Belen M. A., MAHOUTİ P., Palandoken M.

MICROWAVE AND OPTICAL TECHNOLOGY LETTERS, vol.62, no.5, pp.2004-2013, 2020 (SCI-Expanded) identifier identifier

  • Publication Type: Article / Article
  • Volume: 62 Issue: 5
  • Publication Date: 2020
  • Doi Number: 10.1002/mop.32245
  • Journal Indexes: Science Citation Index Expanded (SCI-EXPANDED), Scopus, Academic Search Premier, Aerospace Database, Communication Abstracts, Compendex, INSPEC, Metadex, DIALNET, Civil Engineering Abstracts
  • Page Numbers: pp.2004-2013
  • Keywords: dielectric resonator antenna, frequency selective surface, gain enhancement, meta-surfaces, PATCH ANTENNA, PERFORMANCE ENHANCEMENT, MICROSTRIP ANTENNA, INPUT IMPEDANCE, WIDE-BAND, HIGH-GAIN, REFLECTARRAYS, PROBE
  • Yıldız Technical University Affiliated: Yes


One frequently addressed technique for the performance enhancement of radiating elements in the form of microstrip antennas is the utilization of dielectric resonators.

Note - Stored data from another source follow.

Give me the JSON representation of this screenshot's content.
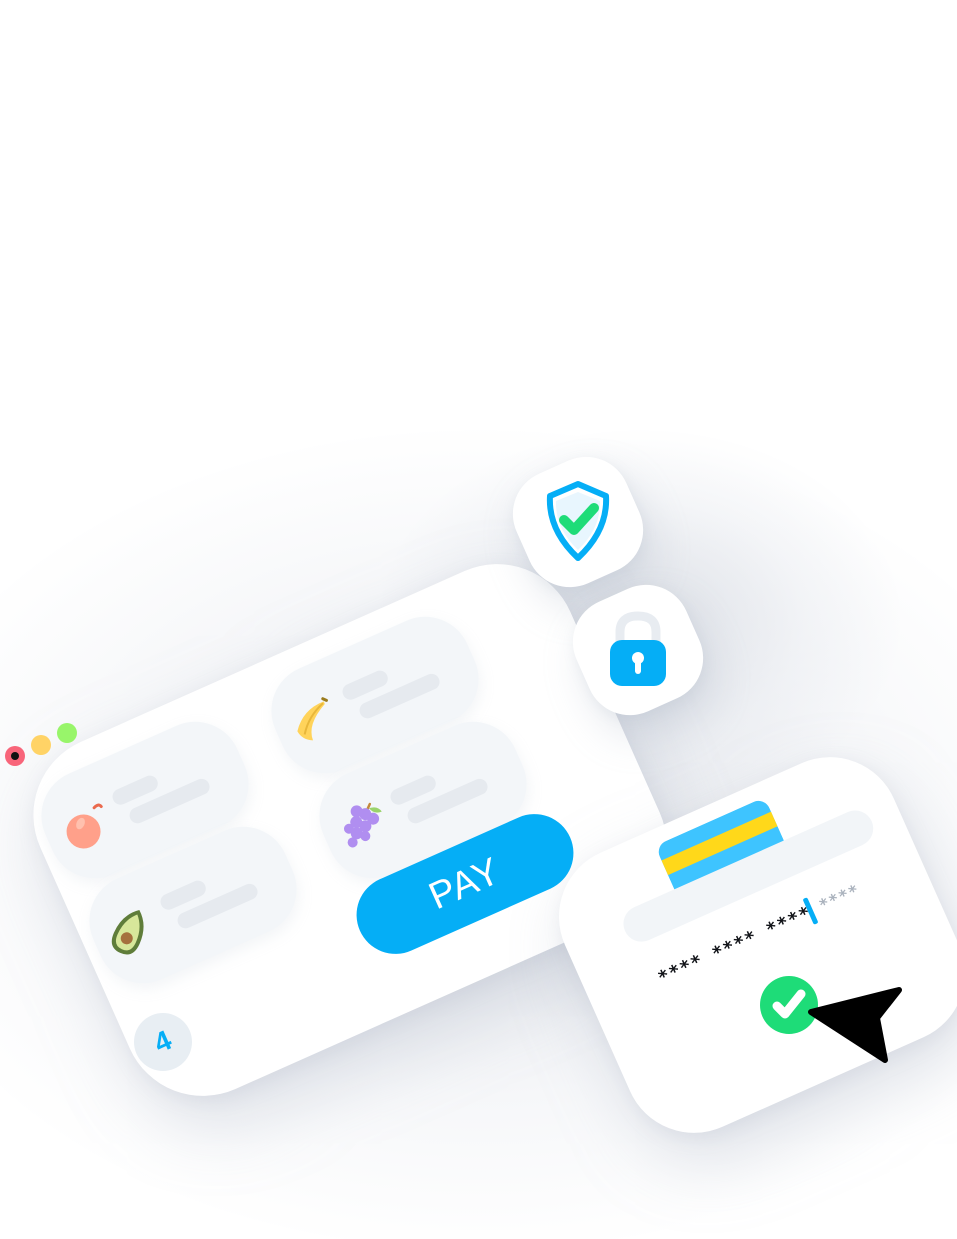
{
  "store": {
    "window_controls": [
      "close-dot",
      "minimize-dot",
      "maximize-dot"
    ],
    "products": [
      {
        "icon": "apple-icon"
      },
      {
        "icon": "banana-icon"
      },
      {
        "icon": "avocado-icon"
      },
      {
        "icon": "grapes-icon"
      }
    ],
    "pay_label": "PAY",
    "cart_count": "4"
  },
  "security": {
    "shield_icon": "shield-check-icon",
    "lock_icon": "padlock-icon"
  },
  "checkout": {
    "card_icon": "credit-card-icon",
    "card_number_entered": "**** **** ****",
    "card_number_placeholder": "****",
    "confirm_icon": "checkmark-icon",
    "pointer_icon": "cursor-arrow-icon"
  },
  "colors": {
    "accent": "#05aef6",
    "success": "#1edc78",
    "dot_red": "#f8657a",
    "dot_yellow": "#ffd366",
    "dot_green": "#98f56a",
    "card_stripe": "#ffd81a"
  }
}
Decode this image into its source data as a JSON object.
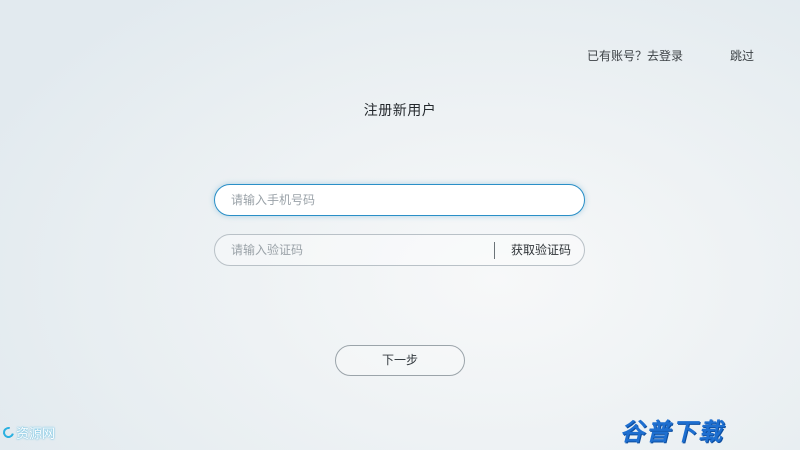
{
  "header": {
    "login_link": "已有账号？去登录",
    "skip_link": "跳过"
  },
  "title": "注册新用户",
  "form": {
    "phone": {
      "value": "",
      "placeholder": "请输入手机号码"
    },
    "code": {
      "value": "",
      "placeholder": "请输入验证码",
      "get_code_label": "获取验证码"
    },
    "next_label": "下一步"
  },
  "watermarks": {
    "left_text": "资源网",
    "right_text": "谷普下载"
  },
  "colors": {
    "focus_border": "#2a8fc7",
    "field_border": "#b9c1c7",
    "watermark_blue": "#1e6fd0"
  }
}
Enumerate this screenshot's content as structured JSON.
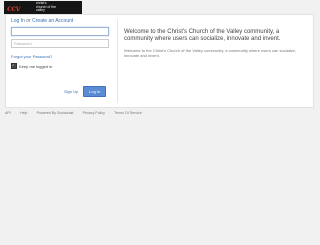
{
  "header": {
    "logo_mark": "ccv",
    "logo_text": "christ's church of the valley"
  },
  "login": {
    "login_link": "Log In",
    "or_text": "or",
    "create_link": "Create an Account",
    "username_placeholder": "",
    "password_placeholder": "Password",
    "forgot_link": "Forgot your Password?",
    "keep_logged_in": "Keep me logged in",
    "keep_checked": true,
    "signup_link": "Sign Up",
    "login_button": "Log In"
  },
  "welcome": {
    "title": "Welcome to the Christ's Church of the Valley community, a community where users can socialize, innovate and invent.",
    "body": "Welcome to the Christ's Church of the Valley community, a community where users can socialize, innovate and invent."
  },
  "footer": {
    "links": [
      "API",
      "Help",
      "Powered By Socialcast",
      "Privacy Policy",
      "Terms Of Service"
    ]
  },
  "colors": {
    "accent": "#5a8bd3",
    "logo_bg": "#151515",
    "logo_mark": "#c0362c"
  }
}
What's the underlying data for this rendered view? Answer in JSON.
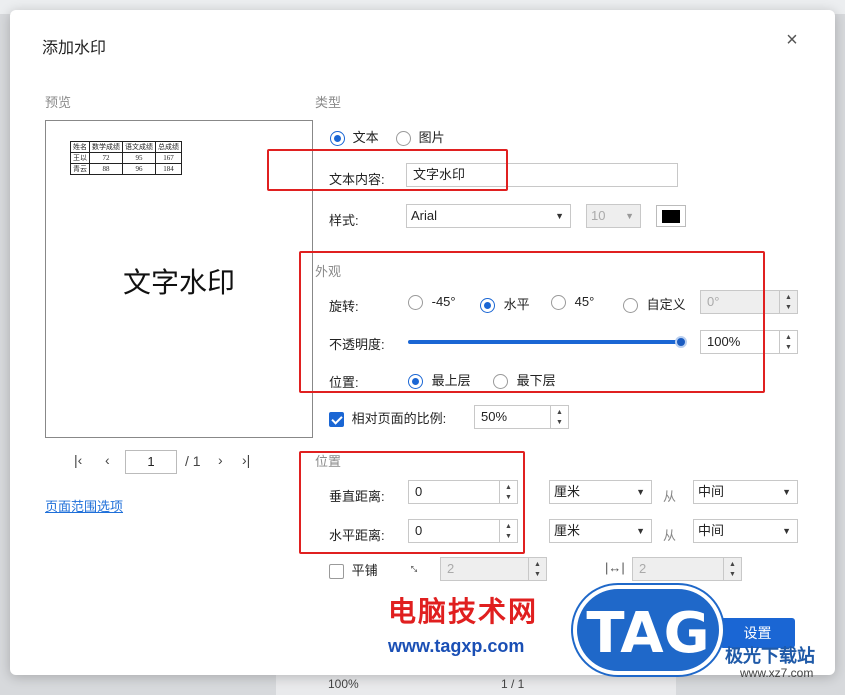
{
  "dialog": {
    "title": "添加水印",
    "close_icon": "close-icon"
  },
  "preview": {
    "label": "预览",
    "table": [
      [
        "姓名",
        "数学成绩",
        "语文成绩",
        "总成绩"
      ],
      [
        "王以",
        "72",
        "95",
        "167"
      ],
      [
        "青云",
        "88",
        "96",
        "184"
      ]
    ],
    "watermark_text": "文字水印",
    "pager": {
      "current": "1",
      "total": "/ 1"
    },
    "page_range_link": "页面范围选项"
  },
  "type": {
    "label": "类型",
    "options": [
      "文本",
      "图片"
    ],
    "selected": "文本"
  },
  "text_content": {
    "label": "文本内容:",
    "value": "文字水印"
  },
  "style": {
    "label": "样式:",
    "font": "Arial",
    "size": "10",
    "color": "#000000"
  },
  "appearance": {
    "label": "外观",
    "rotation": {
      "label": "旋转:",
      "options": [
        "-45°",
        "水平",
        "45°",
        "自定义"
      ],
      "selected": "水平",
      "custom_value": "0°"
    },
    "opacity": {
      "label": "不透明度:",
      "value": "100%",
      "level": 1.0
    },
    "layer": {
      "label": "位置:",
      "options": [
        "最上层",
        "最下层"
      ],
      "selected": "最上层"
    }
  },
  "scale": {
    "label": "相对页面的比例:",
    "checked": true,
    "value": "50%"
  },
  "position": {
    "label": "位置",
    "vertical": {
      "label": "垂直距离:",
      "value": "0",
      "unit": "厘米",
      "from_label": "从",
      "anchor": "中间"
    },
    "horizontal": {
      "label": "水平距离:",
      "value": "0",
      "unit": "厘米",
      "from_label": "从",
      "anchor": "中间"
    }
  },
  "tile": {
    "label": "平铺",
    "checked": false,
    "vertical_spacing": "2",
    "horizontal_spacing": "2"
  },
  "buttons": {
    "settings": "设置"
  },
  "overlay": {
    "brand": "电脑技术网",
    "url": "www.tagxp.com",
    "tag": "TAG",
    "xz_brand": "极光下载站",
    "xz_url": "www.xz7.com"
  },
  "background_toolbar": {
    "zoom": "100%",
    "page": "1 / 1"
  }
}
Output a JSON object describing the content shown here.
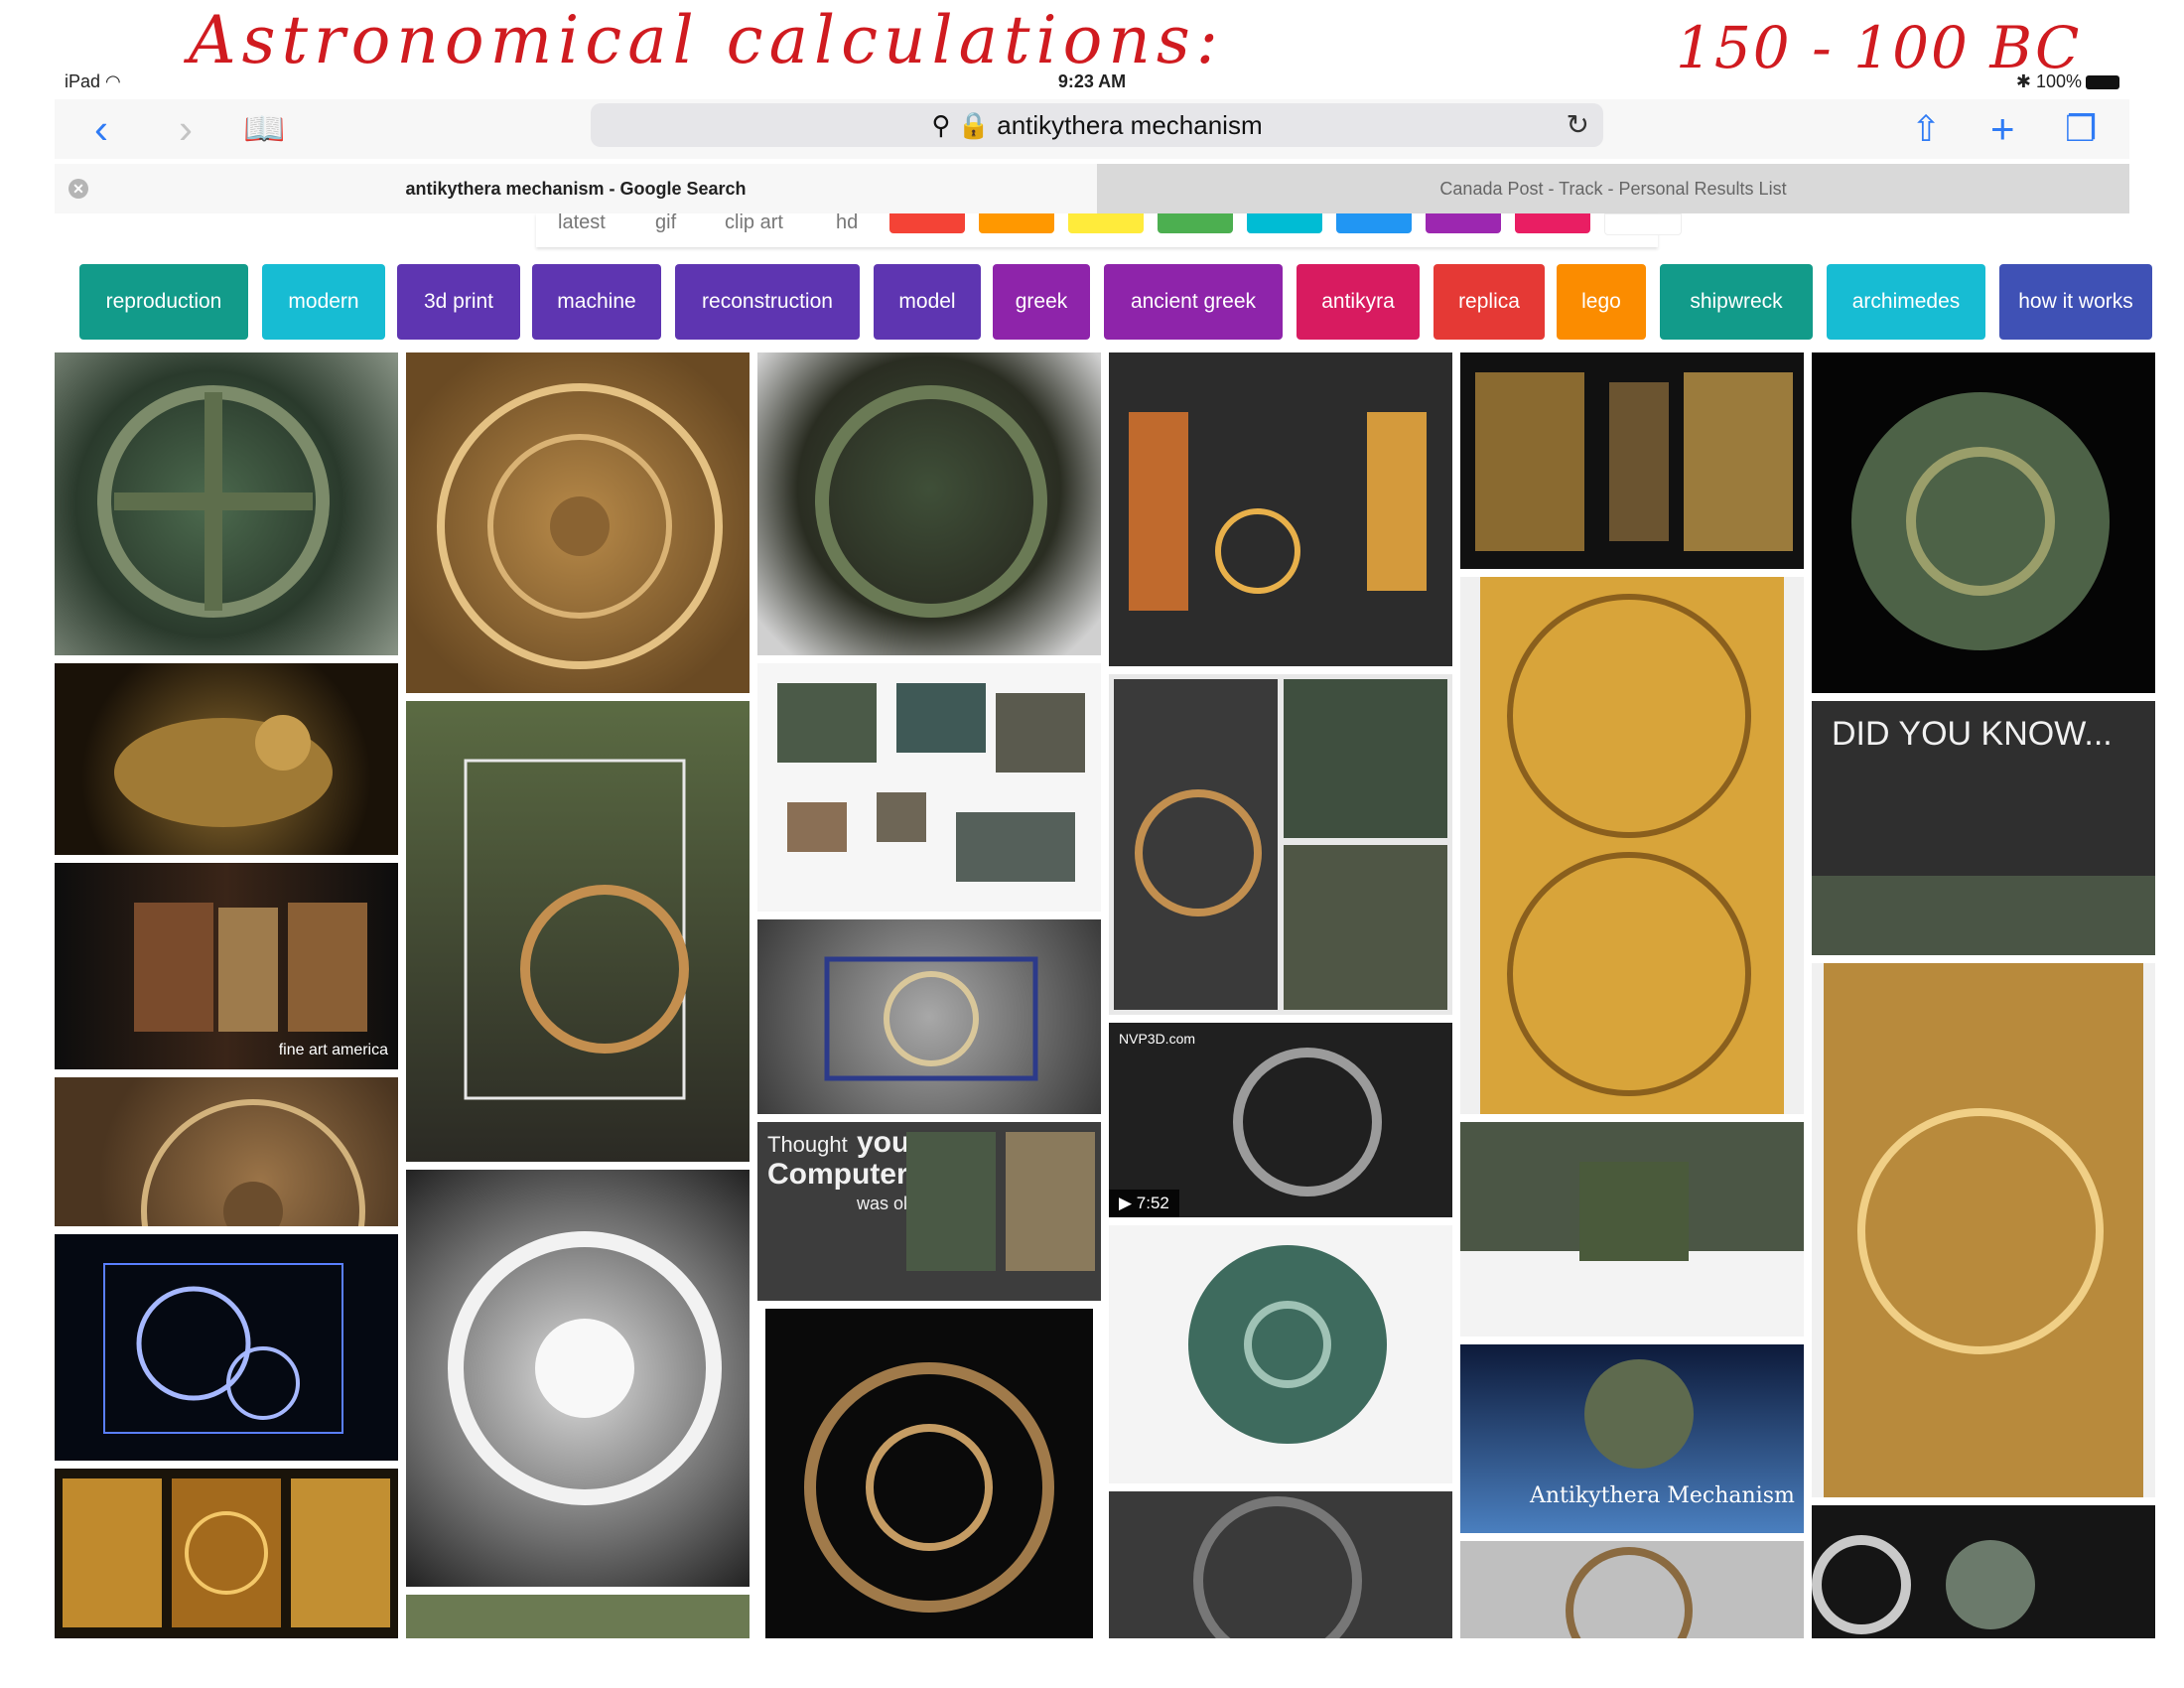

A dielectric resonator antenna (DRA) has a conventional structural formation similar to any microstrip patch antenna where, at least, one additional dielectric layer has been placed over the radiating element. In this paper, it is aimed to propose a high performance, easy to prototype, light weight, and low cost DRA in combination with frequency selective surfaces (FSS) for ISM band applications using 3D printing technology. The proposed 3D printed FSS loaded DRA has a measured gain of 5.6 dBi with S11 level less than -10 dB in the operation band between 1.98 and 2.68 GHz. Furthermore, the measured performance of 3D printed antenna is compared with the counterpart alternative antenna designs in the literature for the similar application fields. The novel FSS loaded DRA is not only much smaller than the counterpart antenna designs but also has a moderate gain characteristics which makes the proposed antenna design an optimal RF solution for ISM band wireless communication applications.